In short, while the “d” in DCS changed from meaning “distributed” to “digital,” it now covers both at a level of intelligence and networking capability undreamed of when DCSs were invented. You can’t get much more distributed than making most of your process control decisions far out in the field itself.

“DCS evolution is continuing on the path toward an integrated, open, interoperable infrastructure on which traditional DCS companies add value through their knowledge, support, and expertise. The reason for the slow progress is this change requires modifying DCS business models. So, it’s the business model, not the technology that is ‘managing’ the transition to the next generation of open systems,” says Ian Verhappen, industrial networks director for MTL Instrument Group. “Once the hardware platform becomes based on industrial-grade, COTS technology with open standards, the added value of process knowledge/integration and long term support will be the differentiators and value adders. As hardware migrates to COTS, it also tends to become commoditized and a new category of supplier enters this area to concentrate on supplying the needs of the process control industry. For evidence of the open standards making this possible, you need look no further than the various communications organizations (Foundation fieldbus, Profibus, HART, OPC, etc.) and the ISA and IEC committees (ISA-50, 100, 99, 84 88, 95, 20, etc.).

“The second trend is that DCS's are becoming more truly distributed by migrating more of the control capability to the field/fringes. An example of this is the preponderance of remote I/O (RIO). However, the point where DCS systems stop from a price/performance ratio, has been traditionally where the PLC has been selected to fill the void,” adds Verhappen. “Unfortunately, the PLC's heritage is that of factory automation and discrete control (Analog and PID algorithms are 10-15 years old) and they therefore have the paradigm entirely different from the DCS paradigm. Some suppliers have therefore been building hybrid control products to fill this gap.”

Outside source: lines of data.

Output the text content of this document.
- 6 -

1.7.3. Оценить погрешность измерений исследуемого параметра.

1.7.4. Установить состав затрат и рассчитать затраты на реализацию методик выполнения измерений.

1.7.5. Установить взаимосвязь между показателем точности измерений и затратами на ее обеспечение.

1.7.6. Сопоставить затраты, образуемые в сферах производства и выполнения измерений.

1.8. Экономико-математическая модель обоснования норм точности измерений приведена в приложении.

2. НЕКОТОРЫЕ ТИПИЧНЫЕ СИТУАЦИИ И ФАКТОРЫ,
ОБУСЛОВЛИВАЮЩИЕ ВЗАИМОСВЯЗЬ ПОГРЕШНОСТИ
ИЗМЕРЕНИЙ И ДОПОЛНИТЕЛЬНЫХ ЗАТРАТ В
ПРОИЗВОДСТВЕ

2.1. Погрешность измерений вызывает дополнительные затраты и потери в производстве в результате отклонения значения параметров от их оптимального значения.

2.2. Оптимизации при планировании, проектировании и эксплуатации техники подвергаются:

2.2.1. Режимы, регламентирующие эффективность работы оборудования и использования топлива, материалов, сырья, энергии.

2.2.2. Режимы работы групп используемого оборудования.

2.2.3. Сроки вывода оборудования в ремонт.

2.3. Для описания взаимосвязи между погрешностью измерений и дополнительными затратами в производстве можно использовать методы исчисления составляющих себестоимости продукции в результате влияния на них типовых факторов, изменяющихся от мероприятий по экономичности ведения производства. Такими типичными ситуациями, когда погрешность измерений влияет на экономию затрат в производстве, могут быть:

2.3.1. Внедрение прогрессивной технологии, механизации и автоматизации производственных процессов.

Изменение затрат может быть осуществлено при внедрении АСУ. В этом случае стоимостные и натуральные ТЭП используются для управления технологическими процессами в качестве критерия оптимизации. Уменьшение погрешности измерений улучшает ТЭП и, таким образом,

In addition, DCSs also are useful for capturing the procedural expertise of soon-to or recently retired engineers. DCSs can formalize measurements, collected data based on them, and help provide consistent performance recommendations. “This means users don’t need to rely on tribal knowledge as much as they did in the past,” adds Sweet. “DCSs have evolved from using open-system technologies to working on PCs and onward to wireless. You can’t call them dinosaurs.”